I know this is a preview feature, but I can't seem to interleave compute and transfers on my Radeon 7970s. I'm using SDK 2.6 and the 8.921 linux 64 drivers on Ubuntu.
I do the following:
1) Create two command queues
2) Create 6 buffers
3) set to queue 0
4) enqueue transfer transfer execute
5) set to queue 1
6) enqueue transfer transfer execute
7) keep doing 3-6 a few times
😎 reduce outputs from queues 1 and 2
9) transfer reduced output back to host
10) flush both queues
I'm allocating the buffers as CL_READ_WRITE (nothing else) and calling clEnqueueWriteBuffer() with CL_FALSE for blocking to do the transfers.

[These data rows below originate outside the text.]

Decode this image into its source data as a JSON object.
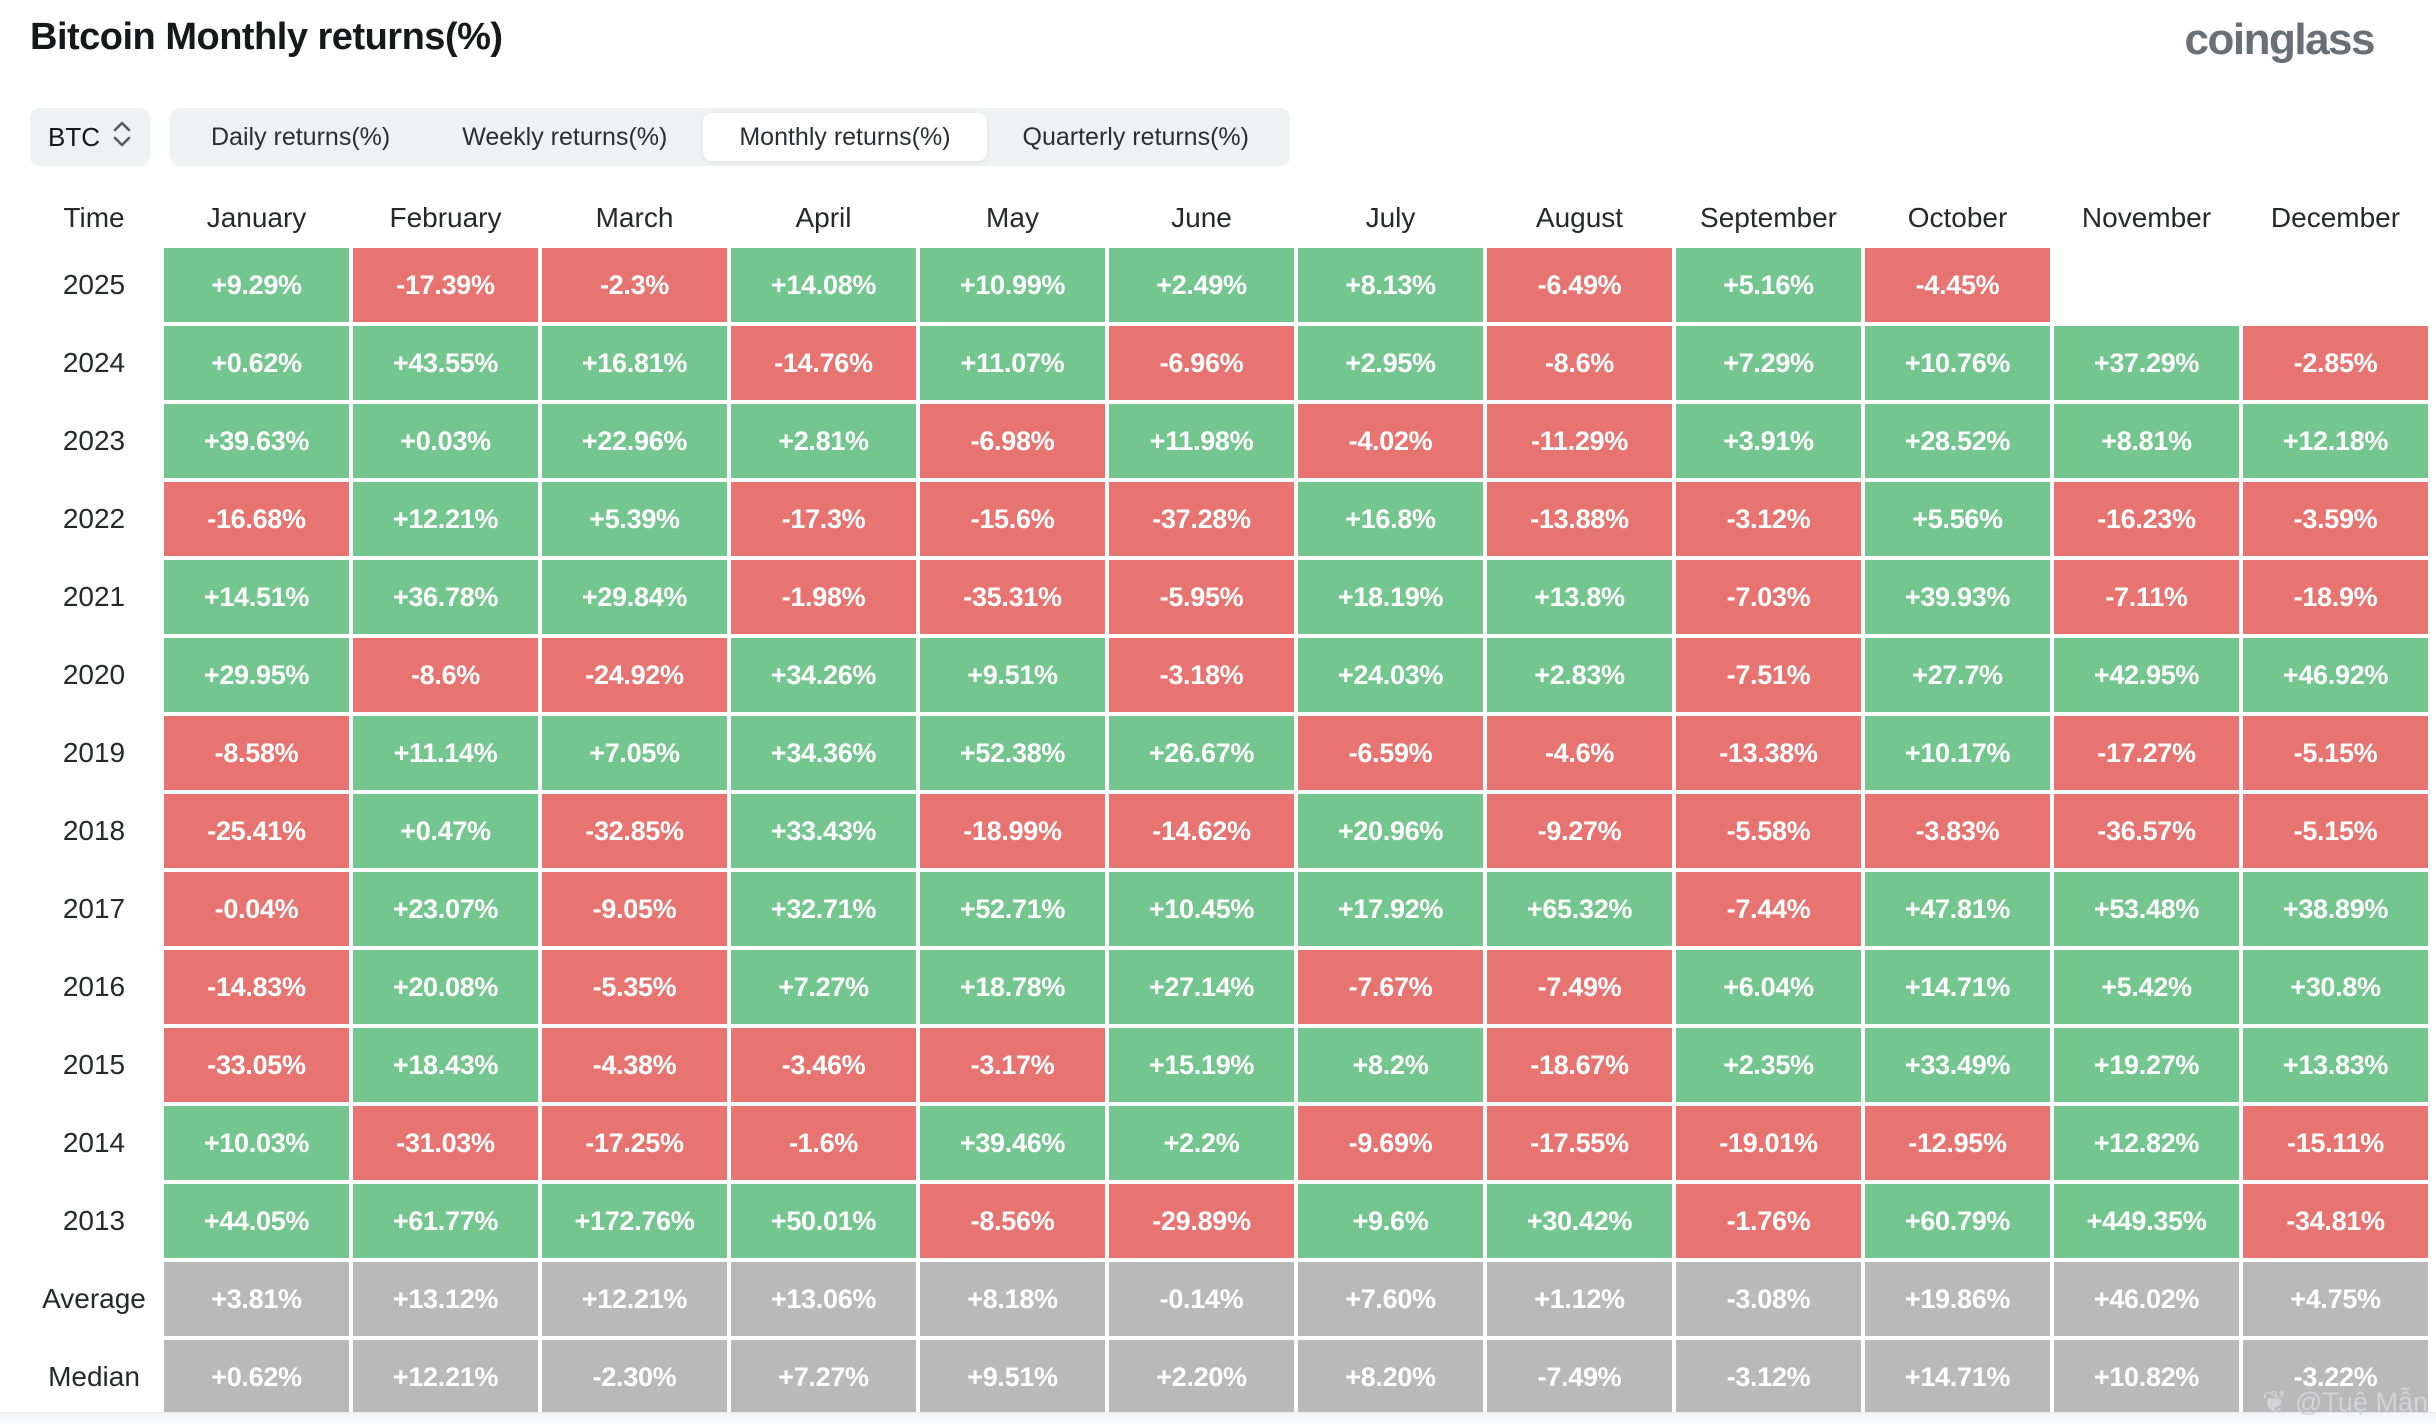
{
  "page": {
    "title": "Bitcoin Monthly returns(%)",
    "logo": "coinglass",
    "watermark": "@Tuệ Mẫn"
  },
  "controls": {
    "symbol": "BTC",
    "tabs": [
      "Daily returns(%)",
      "Weekly returns(%)",
      "Monthly returns(%)",
      "Quarterly returns(%)"
    ],
    "active_tab": "Monthly returns(%)"
  },
  "colors": {
    "positive": "#74c68f",
    "negative": "#e77470",
    "neutral": "#b9b9ba"
  },
  "chart_data": {
    "type": "heatmap",
    "title": "Bitcoin Monthly returns(%)",
    "time_label": "Time",
    "columns": [
      "January",
      "February",
      "March",
      "April",
      "May",
      "June",
      "July",
      "August",
      "September",
      "October",
      "November",
      "December"
    ],
    "legend": {
      "positive": "green",
      "negative": "red",
      "aggregate_rows": "gray"
    },
    "rows": [
      {
        "label": "2025",
        "values": [
          "+9.29%",
          "-17.39%",
          "-2.3%",
          "+14.08%",
          "+10.99%",
          "+2.49%",
          "+8.13%",
          "-6.49%",
          "+5.16%",
          "-4.45%",
          null,
          null
        ]
      },
      {
        "label": "2024",
        "values": [
          "+0.62%",
          "+43.55%",
          "+16.81%",
          "-14.76%",
          "+11.07%",
          "-6.96%",
          "+2.95%",
          "-8.6%",
          "+7.29%",
          "+10.76%",
          "+37.29%",
          "-2.85%"
        ]
      },
      {
        "label": "2023",
        "values": [
          "+39.63%",
          "+0.03%",
          "+22.96%",
          "+2.81%",
          "-6.98%",
          "+11.98%",
          "-4.02%",
          "-11.29%",
          "+3.91%",
          "+28.52%",
          "+8.81%",
          "+12.18%"
        ]
      },
      {
        "label": "2022",
        "values": [
          "-16.68%",
          "+12.21%",
          "+5.39%",
          "-17.3%",
          "-15.6%",
          "-37.28%",
          "+16.8%",
          "-13.88%",
          "-3.12%",
          "+5.56%",
          "-16.23%",
          "-3.59%"
        ]
      },
      {
        "label": "2021",
        "values": [
          "+14.51%",
          "+36.78%",
          "+29.84%",
          "-1.98%",
          "-35.31%",
          "-5.95%",
          "+18.19%",
          "+13.8%",
          "-7.03%",
          "+39.93%",
          "-7.11%",
          "-18.9%"
        ]
      },
      {
        "label": "2020",
        "values": [
          "+29.95%",
          "-8.6%",
          "-24.92%",
          "+34.26%",
          "+9.51%",
          "-3.18%",
          "+24.03%",
          "+2.83%",
          "-7.51%",
          "+27.7%",
          "+42.95%",
          "+46.92%"
        ]
      },
      {
        "label": "2019",
        "values": [
          "-8.58%",
          "+11.14%",
          "+7.05%",
          "+34.36%",
          "+52.38%",
          "+26.67%",
          "-6.59%",
          "-4.6%",
          "-13.38%",
          "+10.17%",
          "-17.27%",
          "-5.15%"
        ]
      },
      {
        "label": "2018",
        "values": [
          "-25.41%",
          "+0.47%",
          "-32.85%",
          "+33.43%",
          "-18.99%",
          "-14.62%",
          "+20.96%",
          "-9.27%",
          "-5.58%",
          "-3.83%",
          "-36.57%",
          "-5.15%"
        ]
      },
      {
        "label": "2017",
        "values": [
          "-0.04%",
          "+23.07%",
          "-9.05%",
          "+32.71%",
          "+52.71%",
          "+10.45%",
          "+17.92%",
          "+65.32%",
          "-7.44%",
          "+47.81%",
          "+53.48%",
          "+38.89%"
        ]
      },
      {
        "label": "2016",
        "values": [
          "-14.83%",
          "+20.08%",
          "-5.35%",
          "+7.27%",
          "+18.78%",
          "+27.14%",
          "-7.67%",
          "-7.49%",
          "+6.04%",
          "+14.71%",
          "+5.42%",
          "+30.8%"
        ]
      },
      {
        "label": "2015",
        "values": [
          "-33.05%",
          "+18.43%",
          "-4.38%",
          "-3.46%",
          "-3.17%",
          "+15.19%",
          "+8.2%",
          "-18.67%",
          "+2.35%",
          "+33.49%",
          "+19.27%",
          "+13.83%"
        ]
      },
      {
        "label": "2014",
        "values": [
          "+10.03%",
          "-31.03%",
          "-17.25%",
          "-1.6%",
          "+39.46%",
          "+2.2%",
          "-9.69%",
          "-17.55%",
          "-19.01%",
          "-12.95%",
          "+12.82%",
          "-15.11%"
        ]
      },
      {
        "label": "2013",
        "values": [
          "+44.05%",
          "+61.77%",
          "+172.76%",
          "+50.01%",
          "-8.56%",
          "-29.89%",
          "+9.6%",
          "+30.42%",
          "-1.76%",
          "+60.79%",
          "+449.35%",
          "-34.81%"
        ]
      },
      {
        "label": "Average",
        "kind": "stat",
        "values": [
          "+3.81%",
          "+13.12%",
          "+12.21%",
          "+13.06%",
          "+8.18%",
          "-0.14%",
          "+7.60%",
          "+1.12%",
          "-3.08%",
          "+19.86%",
          "+46.02%",
          "+4.75%"
        ]
      },
      {
        "label": "Median",
        "kind": "stat",
        "values": [
          "+0.62%",
          "+12.21%",
          "-2.30%",
          "+7.27%",
          "+9.51%",
          "+2.20%",
          "+8.20%",
          "-7.49%",
          "-3.12%",
          "+14.71%",
          "+10.82%",
          "-3.22%"
        ]
      }
    ]
  }
}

I daisy chain events for safety reasons (long story short, the library does this), but because each queue only touches 3 of the 6 buffers, there's no dependencies between them (other than the reduction).
When I plot the profiling data on a timeline, it's immediately clear the driver isn't overlapping computation and execution; queue 1 does some transfers and executions then stalls while queue 2 does some then back and forth.
Is there anything I'm missing with this feature, like needing to use pinned memory and clEnqueueMap and such? I want this to work in a general purpose way and I really don't want to have to use clEnqueMap and pinned memory unless I really have to, as I'll need to break transfers into pieces, stream them through pinned memory, and watch events to know when to start the next memcpy. Furthermore, I assumed the runtime already did this anyways.